Hello, i am training my model with this code:

# get names of other pipes to disable them during training
other_pipes = [pipe for pipe in nlp.pipe_names if pipe != "ner"]

with nlp.disable_pipes(*other_pipes):  # only train NER
    # reset and initialize the weights randomly – but only if we're
    # training a new model
    # nlp.begin_training()

for itn in range(N_ITER):
    random.shuffle(TRAIN_DATA)
    losses = {}
    # batch up the examples using spaCy's minibatch
    batches = minibatch(TRAIN_DATA, size=compounding(4.0, 32.0, 1.001))

    for batch in batches:

        texts, annotations = zip(*batch)

        nlp.update(
            texts,  # batch of texts
            annotations,  # batch of annotations
            drop=0.2,  # dropout - make it harder to memorise data
            losses=losses,
        )

    print("Losses:", losses, itn)

    # Save model
    output_dir = Path(OUTPUT + str(itn))
    if not output_dir.exists():
        output_dir.mkdir()
    nlp.to_disk(output_dir)
    print("Saved model to", output_dir)

Someone could explain how can i get this strange durations ?

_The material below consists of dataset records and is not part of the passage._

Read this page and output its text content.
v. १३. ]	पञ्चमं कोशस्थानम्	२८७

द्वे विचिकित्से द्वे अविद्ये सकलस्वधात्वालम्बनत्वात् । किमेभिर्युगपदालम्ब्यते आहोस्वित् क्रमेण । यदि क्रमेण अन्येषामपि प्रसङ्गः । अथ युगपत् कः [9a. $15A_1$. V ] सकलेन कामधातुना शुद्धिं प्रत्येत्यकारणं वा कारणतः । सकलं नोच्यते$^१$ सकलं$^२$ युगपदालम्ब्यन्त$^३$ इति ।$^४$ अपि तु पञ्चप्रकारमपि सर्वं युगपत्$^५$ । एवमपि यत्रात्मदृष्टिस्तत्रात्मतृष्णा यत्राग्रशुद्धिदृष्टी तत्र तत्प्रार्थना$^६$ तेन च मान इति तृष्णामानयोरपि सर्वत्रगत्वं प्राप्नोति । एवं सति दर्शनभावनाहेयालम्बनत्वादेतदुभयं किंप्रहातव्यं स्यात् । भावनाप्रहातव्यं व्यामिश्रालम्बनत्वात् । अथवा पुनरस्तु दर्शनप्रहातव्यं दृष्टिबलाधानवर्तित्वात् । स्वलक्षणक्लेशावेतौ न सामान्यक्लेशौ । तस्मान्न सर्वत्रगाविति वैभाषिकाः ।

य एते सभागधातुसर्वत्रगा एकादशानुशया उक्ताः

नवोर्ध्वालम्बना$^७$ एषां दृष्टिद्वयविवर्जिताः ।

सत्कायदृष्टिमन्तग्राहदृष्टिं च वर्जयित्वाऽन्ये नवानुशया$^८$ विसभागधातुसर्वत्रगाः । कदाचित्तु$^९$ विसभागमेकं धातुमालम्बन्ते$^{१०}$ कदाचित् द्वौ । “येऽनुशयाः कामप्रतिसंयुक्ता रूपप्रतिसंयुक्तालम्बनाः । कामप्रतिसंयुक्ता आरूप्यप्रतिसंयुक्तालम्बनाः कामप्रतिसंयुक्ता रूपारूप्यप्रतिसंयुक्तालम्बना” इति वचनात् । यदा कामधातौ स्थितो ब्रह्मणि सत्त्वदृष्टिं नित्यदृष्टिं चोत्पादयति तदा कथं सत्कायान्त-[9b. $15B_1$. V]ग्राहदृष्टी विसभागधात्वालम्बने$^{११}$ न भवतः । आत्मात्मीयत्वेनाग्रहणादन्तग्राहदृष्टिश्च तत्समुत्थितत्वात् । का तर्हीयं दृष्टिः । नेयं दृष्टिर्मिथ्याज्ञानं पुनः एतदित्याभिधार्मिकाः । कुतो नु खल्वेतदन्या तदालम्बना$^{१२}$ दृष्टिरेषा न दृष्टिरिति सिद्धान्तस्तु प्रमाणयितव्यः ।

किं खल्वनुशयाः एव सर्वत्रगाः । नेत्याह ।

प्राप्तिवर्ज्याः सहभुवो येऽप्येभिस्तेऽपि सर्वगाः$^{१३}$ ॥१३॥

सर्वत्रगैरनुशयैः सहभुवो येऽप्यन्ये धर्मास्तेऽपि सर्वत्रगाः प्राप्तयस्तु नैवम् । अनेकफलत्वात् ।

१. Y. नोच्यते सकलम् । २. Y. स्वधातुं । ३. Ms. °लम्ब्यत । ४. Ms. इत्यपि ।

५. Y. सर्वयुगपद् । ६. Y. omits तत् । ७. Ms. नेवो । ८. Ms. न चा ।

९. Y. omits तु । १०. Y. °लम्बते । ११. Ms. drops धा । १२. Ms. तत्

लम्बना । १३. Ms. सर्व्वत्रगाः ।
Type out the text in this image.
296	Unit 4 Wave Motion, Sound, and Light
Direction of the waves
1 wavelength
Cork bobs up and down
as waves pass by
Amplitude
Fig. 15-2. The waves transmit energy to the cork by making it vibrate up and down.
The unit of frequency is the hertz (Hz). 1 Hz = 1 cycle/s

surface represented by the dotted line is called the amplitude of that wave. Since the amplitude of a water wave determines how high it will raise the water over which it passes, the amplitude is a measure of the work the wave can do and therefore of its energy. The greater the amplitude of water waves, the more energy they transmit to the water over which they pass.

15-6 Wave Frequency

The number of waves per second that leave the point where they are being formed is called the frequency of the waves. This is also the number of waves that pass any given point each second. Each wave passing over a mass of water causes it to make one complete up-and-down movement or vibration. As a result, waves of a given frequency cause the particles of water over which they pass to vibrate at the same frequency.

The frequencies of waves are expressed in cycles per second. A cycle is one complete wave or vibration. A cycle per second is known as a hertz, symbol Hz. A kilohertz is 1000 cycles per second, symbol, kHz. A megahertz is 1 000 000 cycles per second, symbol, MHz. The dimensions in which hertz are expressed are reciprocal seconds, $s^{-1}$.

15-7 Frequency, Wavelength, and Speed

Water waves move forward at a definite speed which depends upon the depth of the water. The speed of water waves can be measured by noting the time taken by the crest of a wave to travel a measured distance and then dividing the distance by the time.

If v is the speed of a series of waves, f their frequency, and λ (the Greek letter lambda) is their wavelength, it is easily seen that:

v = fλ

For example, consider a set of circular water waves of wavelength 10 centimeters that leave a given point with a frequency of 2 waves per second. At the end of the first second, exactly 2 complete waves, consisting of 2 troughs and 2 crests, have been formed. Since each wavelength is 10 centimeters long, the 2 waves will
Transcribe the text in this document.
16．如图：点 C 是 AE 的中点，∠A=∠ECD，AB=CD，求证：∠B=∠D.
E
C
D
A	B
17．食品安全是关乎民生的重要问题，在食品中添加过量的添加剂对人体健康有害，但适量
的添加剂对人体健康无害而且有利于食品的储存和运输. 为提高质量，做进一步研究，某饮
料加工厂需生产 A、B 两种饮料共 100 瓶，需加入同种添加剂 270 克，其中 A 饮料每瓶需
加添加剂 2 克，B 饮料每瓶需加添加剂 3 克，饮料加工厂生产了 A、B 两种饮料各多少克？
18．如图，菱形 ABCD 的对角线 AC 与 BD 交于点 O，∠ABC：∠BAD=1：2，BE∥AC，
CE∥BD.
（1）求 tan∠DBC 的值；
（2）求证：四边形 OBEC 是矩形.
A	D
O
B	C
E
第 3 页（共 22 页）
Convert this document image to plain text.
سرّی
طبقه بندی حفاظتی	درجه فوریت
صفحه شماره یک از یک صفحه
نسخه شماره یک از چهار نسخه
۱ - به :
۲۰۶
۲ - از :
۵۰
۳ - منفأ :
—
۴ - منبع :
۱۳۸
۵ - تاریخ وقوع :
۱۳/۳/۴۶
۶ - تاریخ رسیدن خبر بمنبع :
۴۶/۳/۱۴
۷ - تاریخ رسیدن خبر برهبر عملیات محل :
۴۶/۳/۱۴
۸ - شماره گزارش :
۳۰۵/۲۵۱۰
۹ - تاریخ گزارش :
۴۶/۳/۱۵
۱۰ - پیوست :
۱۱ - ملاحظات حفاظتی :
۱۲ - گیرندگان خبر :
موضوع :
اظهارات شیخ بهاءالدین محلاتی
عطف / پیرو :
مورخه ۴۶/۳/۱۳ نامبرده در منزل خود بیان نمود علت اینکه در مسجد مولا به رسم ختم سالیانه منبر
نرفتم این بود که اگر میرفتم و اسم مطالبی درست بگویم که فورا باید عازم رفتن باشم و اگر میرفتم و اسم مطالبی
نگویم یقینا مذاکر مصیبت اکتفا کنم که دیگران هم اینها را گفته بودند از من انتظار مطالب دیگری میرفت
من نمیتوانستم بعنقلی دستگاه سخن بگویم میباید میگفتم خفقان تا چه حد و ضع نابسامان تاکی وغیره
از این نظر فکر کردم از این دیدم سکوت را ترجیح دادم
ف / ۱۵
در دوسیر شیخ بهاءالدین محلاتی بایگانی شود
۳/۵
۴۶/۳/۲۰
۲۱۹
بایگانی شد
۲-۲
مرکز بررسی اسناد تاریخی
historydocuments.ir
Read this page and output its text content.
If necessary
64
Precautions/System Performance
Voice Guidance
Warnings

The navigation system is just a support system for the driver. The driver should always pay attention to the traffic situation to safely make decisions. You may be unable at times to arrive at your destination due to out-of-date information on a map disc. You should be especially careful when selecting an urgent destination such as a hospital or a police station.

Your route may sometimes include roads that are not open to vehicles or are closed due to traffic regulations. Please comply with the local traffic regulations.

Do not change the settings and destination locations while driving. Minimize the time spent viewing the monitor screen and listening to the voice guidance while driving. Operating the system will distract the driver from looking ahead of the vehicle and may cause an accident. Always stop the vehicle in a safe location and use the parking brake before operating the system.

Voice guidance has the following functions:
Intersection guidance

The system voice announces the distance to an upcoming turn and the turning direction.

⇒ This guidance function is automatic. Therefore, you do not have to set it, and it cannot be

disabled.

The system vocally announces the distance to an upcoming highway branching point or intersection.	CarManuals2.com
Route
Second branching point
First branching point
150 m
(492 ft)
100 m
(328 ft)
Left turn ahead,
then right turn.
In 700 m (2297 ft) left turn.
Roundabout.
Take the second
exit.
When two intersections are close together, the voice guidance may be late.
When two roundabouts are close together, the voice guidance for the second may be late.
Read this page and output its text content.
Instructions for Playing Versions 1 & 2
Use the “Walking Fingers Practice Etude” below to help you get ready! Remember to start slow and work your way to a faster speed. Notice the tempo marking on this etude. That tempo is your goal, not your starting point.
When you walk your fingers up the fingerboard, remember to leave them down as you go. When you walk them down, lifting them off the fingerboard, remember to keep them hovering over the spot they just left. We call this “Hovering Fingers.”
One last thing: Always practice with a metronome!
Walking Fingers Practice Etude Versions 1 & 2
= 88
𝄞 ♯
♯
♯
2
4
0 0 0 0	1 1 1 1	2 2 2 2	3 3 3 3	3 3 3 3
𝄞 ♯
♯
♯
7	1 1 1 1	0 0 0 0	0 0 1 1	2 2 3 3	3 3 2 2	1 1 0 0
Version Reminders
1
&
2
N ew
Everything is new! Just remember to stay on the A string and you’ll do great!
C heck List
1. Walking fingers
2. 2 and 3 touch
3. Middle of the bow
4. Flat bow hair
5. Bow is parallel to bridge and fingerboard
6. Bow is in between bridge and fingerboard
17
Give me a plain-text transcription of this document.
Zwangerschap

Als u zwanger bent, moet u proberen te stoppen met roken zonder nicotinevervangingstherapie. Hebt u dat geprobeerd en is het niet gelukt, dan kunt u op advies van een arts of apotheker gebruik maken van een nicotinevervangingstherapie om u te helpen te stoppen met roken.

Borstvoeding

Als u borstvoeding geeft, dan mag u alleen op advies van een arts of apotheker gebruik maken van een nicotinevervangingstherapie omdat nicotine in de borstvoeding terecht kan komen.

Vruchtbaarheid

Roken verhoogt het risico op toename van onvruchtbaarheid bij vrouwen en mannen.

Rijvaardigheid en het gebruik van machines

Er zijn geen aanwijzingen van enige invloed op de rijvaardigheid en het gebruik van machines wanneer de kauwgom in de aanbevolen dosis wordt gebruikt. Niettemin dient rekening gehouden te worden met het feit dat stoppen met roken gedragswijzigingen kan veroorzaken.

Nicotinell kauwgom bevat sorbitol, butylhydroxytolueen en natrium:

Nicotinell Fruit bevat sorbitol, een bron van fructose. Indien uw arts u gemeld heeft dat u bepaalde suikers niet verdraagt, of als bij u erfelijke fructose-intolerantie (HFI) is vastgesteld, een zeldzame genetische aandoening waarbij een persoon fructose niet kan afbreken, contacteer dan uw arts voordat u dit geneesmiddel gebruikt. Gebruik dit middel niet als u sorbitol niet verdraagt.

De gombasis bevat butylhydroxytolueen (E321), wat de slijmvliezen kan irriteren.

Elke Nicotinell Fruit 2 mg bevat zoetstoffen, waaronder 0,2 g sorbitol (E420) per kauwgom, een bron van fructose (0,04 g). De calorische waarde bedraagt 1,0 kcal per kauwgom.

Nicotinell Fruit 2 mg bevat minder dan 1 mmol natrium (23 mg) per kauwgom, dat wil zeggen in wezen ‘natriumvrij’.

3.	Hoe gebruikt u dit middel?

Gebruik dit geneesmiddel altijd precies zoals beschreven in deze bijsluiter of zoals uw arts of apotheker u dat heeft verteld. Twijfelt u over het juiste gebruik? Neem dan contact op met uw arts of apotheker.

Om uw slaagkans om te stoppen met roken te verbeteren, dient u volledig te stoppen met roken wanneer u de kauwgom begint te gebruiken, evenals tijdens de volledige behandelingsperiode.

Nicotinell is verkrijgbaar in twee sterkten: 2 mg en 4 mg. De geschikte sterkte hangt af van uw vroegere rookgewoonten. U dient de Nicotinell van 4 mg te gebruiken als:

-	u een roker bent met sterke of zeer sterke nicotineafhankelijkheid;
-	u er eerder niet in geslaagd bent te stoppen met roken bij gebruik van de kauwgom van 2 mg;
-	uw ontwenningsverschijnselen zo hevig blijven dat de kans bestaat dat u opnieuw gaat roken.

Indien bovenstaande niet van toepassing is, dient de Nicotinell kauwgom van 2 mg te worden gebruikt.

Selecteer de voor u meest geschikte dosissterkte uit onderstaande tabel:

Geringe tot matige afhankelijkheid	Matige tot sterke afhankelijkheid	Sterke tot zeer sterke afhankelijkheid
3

drwxr-xr-x 4 root root 4.0K Jun 28 12:24 0
drwxr-xr-x 4 root root 4.0K Jun 28 13:31 1
drwxr-xr-x 4 root root 4.0K Jun 28 13:35 2

from 1 to 2 only 4 minutes ?

Hi @damiano,

It’s hard to say much from your description. It seems like you’re highlighting the file times in a directory listing? They’re getting closer together as your training progresses, and you wonder why? Is this right?

Assuming that’s the case I’d guess that it might have to do with your minibatch sizes. You’re using the spaCy util compounding that will start out with very small batch sizes (4) and then during training get larger until it reaches (32.) This would probably explain why the training process starts out taking a long time per epoch and then gets faster as it progresses.

You can verify this by running a snippet:

from spacy.util import compounding
iter = compounding(4.0, 32.0, 1.001)
for i in range(100):
     print(next(iter))

Even after 100 batches, the batch size has only grown to:

4.4072278811487084
4.411635109029857
4.416046744138886